Tenho minhas convicções e elas me bastam.
São Paulo merece ter o melhor representante sempre, claro, mas onde está ele? Não sei! Creio que ninguem sabe.
Vo votar sim; vou votar da forma mais consciente que me for possível, mas não quero que ninguém me pegunte em quem. Isso é problema meu.
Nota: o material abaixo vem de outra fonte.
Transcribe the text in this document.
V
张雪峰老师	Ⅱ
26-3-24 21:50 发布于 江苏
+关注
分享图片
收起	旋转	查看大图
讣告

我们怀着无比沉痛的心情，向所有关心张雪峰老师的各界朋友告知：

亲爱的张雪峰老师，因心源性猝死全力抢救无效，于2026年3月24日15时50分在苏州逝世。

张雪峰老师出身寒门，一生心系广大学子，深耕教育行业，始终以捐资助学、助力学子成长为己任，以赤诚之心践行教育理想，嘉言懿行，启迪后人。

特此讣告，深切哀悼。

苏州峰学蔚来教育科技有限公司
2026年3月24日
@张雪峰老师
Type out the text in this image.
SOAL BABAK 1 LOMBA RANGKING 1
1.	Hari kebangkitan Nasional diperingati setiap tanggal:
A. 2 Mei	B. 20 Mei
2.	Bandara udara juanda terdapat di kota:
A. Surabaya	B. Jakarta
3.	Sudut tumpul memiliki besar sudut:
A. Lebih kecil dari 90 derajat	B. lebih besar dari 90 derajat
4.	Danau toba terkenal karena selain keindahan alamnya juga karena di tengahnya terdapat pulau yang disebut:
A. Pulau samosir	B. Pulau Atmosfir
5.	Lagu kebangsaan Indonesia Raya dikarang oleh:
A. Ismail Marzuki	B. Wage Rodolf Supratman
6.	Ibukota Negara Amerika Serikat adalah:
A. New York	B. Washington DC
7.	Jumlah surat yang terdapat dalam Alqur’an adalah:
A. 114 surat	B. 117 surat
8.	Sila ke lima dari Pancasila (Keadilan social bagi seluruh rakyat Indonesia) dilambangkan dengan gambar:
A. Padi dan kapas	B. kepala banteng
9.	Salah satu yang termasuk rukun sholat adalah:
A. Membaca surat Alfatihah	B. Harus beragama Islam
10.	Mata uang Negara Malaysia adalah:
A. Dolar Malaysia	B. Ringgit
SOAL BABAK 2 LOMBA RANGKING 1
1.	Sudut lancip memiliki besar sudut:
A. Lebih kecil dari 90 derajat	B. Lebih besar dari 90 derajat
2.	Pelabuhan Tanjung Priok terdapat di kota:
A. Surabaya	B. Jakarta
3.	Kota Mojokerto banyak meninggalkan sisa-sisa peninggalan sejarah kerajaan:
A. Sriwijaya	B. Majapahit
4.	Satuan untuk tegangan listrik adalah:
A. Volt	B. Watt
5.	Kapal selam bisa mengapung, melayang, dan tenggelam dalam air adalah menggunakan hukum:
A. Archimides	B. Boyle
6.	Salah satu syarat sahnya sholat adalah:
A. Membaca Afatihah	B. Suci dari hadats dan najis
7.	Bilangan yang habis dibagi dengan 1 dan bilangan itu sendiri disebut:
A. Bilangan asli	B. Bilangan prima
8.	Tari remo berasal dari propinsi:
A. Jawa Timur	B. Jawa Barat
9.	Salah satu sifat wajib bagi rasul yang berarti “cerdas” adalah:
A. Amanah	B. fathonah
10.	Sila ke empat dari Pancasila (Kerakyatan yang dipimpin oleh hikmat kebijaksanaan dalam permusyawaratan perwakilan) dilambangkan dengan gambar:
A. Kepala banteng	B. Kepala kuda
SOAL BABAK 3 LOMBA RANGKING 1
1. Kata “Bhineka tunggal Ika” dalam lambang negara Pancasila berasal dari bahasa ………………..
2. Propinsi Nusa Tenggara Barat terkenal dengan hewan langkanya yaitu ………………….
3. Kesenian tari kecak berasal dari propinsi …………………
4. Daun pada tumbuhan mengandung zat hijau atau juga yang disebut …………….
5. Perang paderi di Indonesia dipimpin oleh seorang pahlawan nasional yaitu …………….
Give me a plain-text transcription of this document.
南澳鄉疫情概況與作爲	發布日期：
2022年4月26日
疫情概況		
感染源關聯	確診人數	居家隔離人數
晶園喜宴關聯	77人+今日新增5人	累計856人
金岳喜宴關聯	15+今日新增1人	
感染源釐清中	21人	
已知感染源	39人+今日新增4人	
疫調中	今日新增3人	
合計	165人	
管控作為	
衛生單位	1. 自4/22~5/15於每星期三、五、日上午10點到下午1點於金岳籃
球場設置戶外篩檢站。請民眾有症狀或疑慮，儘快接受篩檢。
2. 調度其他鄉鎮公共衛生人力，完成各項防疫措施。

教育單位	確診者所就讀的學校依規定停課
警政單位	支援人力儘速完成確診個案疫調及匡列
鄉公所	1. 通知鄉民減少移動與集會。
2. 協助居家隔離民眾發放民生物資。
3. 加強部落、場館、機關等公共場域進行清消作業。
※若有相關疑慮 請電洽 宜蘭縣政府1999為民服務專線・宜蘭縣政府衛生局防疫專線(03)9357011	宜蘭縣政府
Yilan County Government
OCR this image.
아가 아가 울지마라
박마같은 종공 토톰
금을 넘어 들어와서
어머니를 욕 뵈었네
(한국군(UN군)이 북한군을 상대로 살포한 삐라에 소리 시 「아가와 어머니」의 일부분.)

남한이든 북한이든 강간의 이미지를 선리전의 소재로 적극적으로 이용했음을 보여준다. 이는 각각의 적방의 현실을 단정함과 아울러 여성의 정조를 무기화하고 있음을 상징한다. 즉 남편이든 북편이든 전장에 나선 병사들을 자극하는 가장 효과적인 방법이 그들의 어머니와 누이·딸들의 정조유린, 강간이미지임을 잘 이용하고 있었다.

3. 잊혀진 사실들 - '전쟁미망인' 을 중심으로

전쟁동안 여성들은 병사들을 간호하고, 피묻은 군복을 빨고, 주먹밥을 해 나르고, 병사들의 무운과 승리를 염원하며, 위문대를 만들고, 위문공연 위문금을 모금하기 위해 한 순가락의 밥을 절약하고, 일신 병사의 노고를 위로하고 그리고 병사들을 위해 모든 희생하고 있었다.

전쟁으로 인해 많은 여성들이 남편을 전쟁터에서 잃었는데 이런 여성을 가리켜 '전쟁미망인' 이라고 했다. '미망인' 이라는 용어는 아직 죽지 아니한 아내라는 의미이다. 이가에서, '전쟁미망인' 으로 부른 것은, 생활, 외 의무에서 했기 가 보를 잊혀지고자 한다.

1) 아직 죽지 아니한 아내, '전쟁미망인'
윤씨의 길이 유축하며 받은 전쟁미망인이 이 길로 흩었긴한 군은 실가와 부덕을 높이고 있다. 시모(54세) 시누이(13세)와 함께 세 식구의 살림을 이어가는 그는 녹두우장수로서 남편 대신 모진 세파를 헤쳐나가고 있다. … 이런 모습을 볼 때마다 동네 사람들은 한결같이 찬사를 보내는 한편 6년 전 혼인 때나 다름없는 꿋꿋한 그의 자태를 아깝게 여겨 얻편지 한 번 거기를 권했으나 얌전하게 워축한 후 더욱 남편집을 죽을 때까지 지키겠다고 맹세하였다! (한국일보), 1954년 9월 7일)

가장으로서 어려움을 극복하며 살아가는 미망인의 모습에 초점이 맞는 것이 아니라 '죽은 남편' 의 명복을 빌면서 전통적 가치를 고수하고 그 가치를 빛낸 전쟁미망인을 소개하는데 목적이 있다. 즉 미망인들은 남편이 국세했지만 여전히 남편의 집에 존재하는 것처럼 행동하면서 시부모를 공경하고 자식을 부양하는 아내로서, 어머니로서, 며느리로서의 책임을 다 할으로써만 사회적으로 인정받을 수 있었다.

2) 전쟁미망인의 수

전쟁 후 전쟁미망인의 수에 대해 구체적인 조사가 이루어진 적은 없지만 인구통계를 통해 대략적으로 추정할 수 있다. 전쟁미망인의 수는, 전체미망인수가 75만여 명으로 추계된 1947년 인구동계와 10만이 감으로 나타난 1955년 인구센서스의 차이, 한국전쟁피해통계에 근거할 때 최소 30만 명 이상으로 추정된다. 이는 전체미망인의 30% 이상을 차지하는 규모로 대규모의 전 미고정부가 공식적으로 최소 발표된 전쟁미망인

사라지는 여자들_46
Lembro que meu pai jamais declarava seu voto. Criança, não entendia bem porque, hoje sei. Não era por respeito a legislação ou coisas assim, mas para não criar inimizades. Política, religião e futebol se equivalem. É fanatismo absurdo e nada mais.
Em 1982, meu pai ficou internado no Hospital Santa Rita, na Rua Cubatão. Doente, não sabia se poderia votar ou não (estávamos nos aproximando do dia 15 de novembro)e ele, que jamais deixara de votar estava triste.
O médico que o assistia era correligionário firme de um determinado partido e tentava convencer meu pai de que ele sairia logo e, saindo, deveria votar no partido que ele indicava. Meu pai nada dizia, apenas aguardava.
Saiu do Hospital antes da data aprazada. Foi à sua zona eleitoral e votou (como quem cumpre uma promessa?); até hoje não sei em quem, mas,pelo sorriso maroto dele, no candidato do médico sei que não foi. Que ele era misterioso, isso era. Mas era meu pai e eu o conhecia bem.